Paris. „Mamma mia“ – der Klassiker von ABBA dröhnt aus den Boxen. Das passt – für die Sieger David Ahman und Jonatan Hellvig, die im Sandkasten des Stade Tour Eiffel untergetaucht sind. In einer Ecke eingekesselt von ihren Liebsten und der schwedischen Fan-Kolonie. Ein fröhlich wirres Menschenknäuel in Gelb und Blau. Nur wenige Meter entfernt sitzen zwei, die emotional wie weggebeamt sind.
Mamma mia! Clemens Wickler hat die Augen geschlossen, leidet. Nils Ehlers hat sich vergraben in seinem Handtuch. Kopflos hockt er da – beinahe so, wie sie als Duo zuvor im Finale des olympischen Beachvolleyball-Turniers in ihrem Feld gestanden haben.
Die Deutschen verloren 10:21 und 13:21. Klare Sache in zwei Sätzen für das Nummer-Eins-Paar aus Schweden, mit denen Ehlers/Wickler auch schon im Trainingslager auf Fuerteventura trainiert haben. „Das tut unfassbar doll weh“, sagt Ehlers nach dem größten Erfolg seiner Karriere.
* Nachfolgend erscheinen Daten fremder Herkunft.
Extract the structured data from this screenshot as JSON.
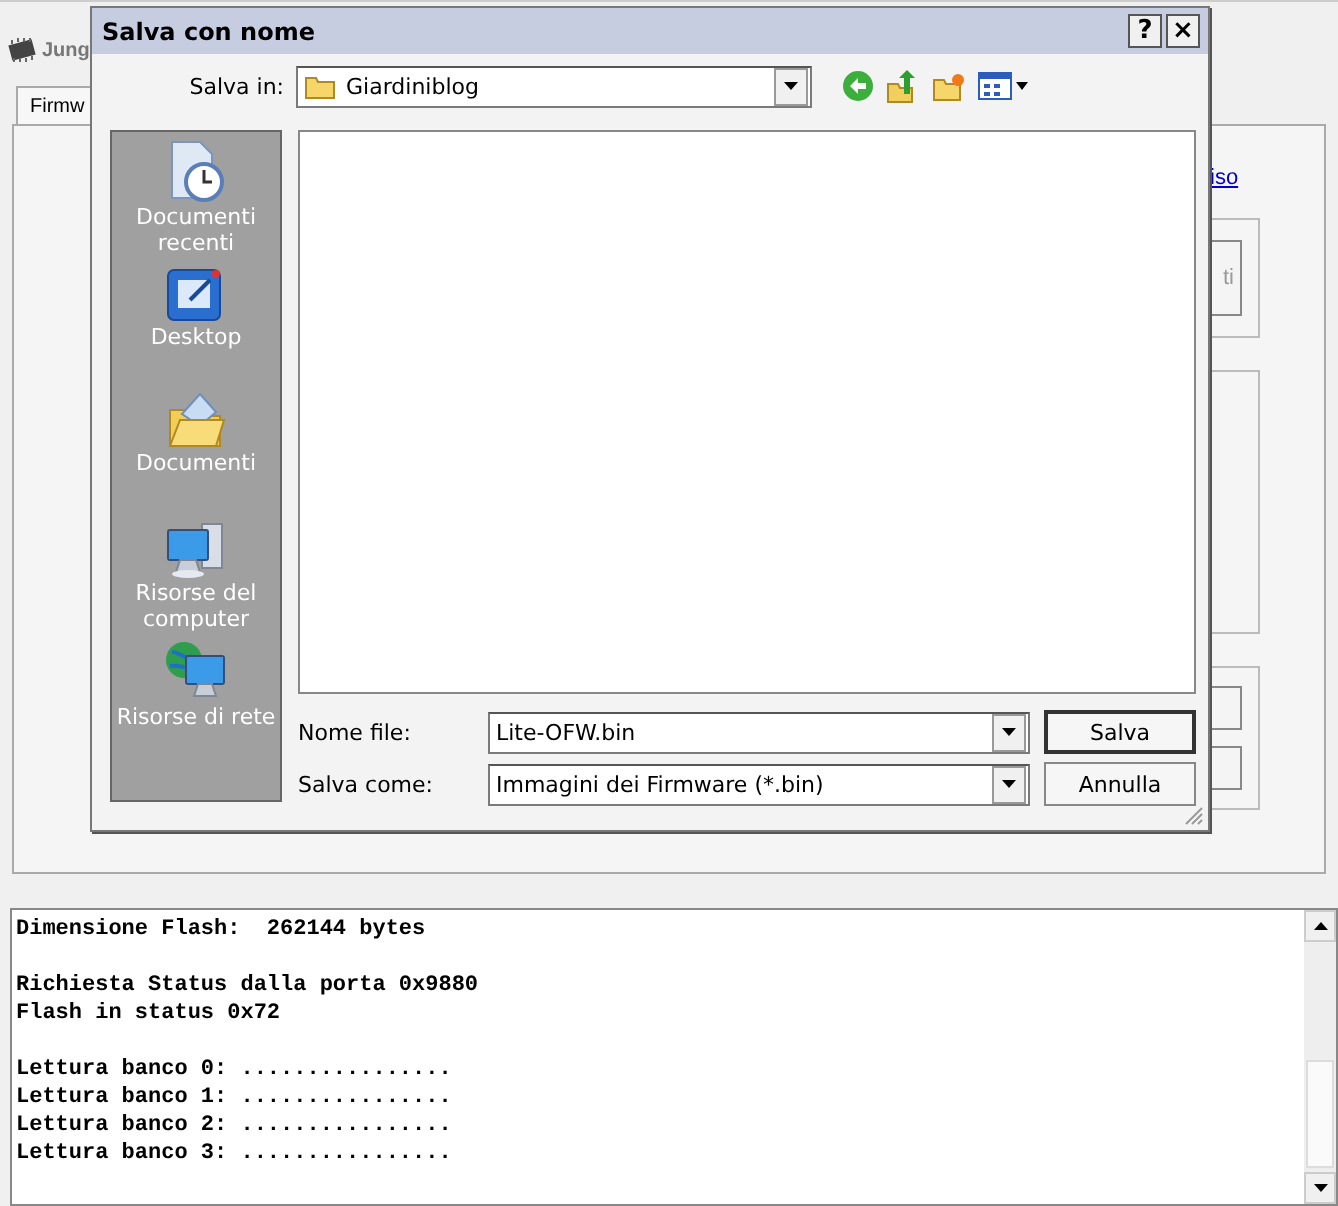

Wie bizarr – schließlich hängt da eine Silbermedaille um den Hals. Ehlers steht hinter dem Stadion zwischen einem Gebüsch und einem Zelt, als er erzählt: „Auf dieser Bühne mit der Aufmerksamkeit nicht reinzufinden und im Finale das schlechteste Spiel der Saison zu machen, ist echt enttäuschend und haut einen ziemlich runter.“
Ehlers ist am Boden. Im Wortsinn. Einfach liegen geblieben, nachdem der letzte Ball der Schweden auch noch seinen Weg in den freien Raum gefunden hat. Fertig. Frustriert. Bedient.
Eine Erklärung – die hätte Wickler jetzt auch gerne. Dafür, warum es sich auf dem Court „extrem beschissen angefühlt“ hat, obwohl beim Warmspielen die Arme noch flüssig durchgelaufen seien. Und dann? Alles weg. Beine schwer, Ballannahme schlecht, Block mäßig.
Viele deutsche Fans unter den 12 800 Zuschauern
Was Wickler nicht weiß: Auch Sprinterin Gina Lückenkemper, Speerwerfer Julian Weber und andere Deutsche erleben dieses Phänomen. Olympia ist nun mal in jeglicher Hinsicht besonders. Was hier passiert, lässt sich in keinem Wettkampf proben. Tests sind nur alle vier Jahre bei dem Ereignis selbst möglich.
Damit klarzukommen, ist eine Kunst. Denn: „Da ist mit uns mental was passiert“, sagt der 29-jährige Wickler nach dem ersten Trost seiner Freundin und viel Zuspruch vom Trainerteam. „Vielleicht haben wir zu viel gewollt. Gold vor Augen und dann im Kopf komplett dicht gegangen.“ Auf den Tribünen feiern trotzdem 12 800 Zuschauer – das Gros von ihnen ist aus Deutschland gekommen, singt schon bei der Hymne lauthals mit, feiert die Hamburger mit Sprechchören – auch während des eindeutigen Spielverlaufs.
Ehlers macht klar, dass es „uns ein bisschen guttäte, darauf zu gucken, was wir für ein unfassbar geiles Turnier gespielt haben“. Die Sicht der Dinge zu erweitern, hilft. Zu erkennen, dass die Beacher in jedem Match über sich hinaus und nochmals enger zusammengewachsen sind. Schon bei der Party bis in die frühen Morgenstunden drehen sich die Emotionen dann auch in Richtung Freude und Stolz auf die Gesamtleistung in Paris.
Im Zug auf dem Weg in die Niederlande, wo am Mittwoch bereits die EM beginnt, bleibt zudem Zeit, sich die Welle der Euphorie, die sie in der Heimat ausgelöst haben, bewusst zu machen.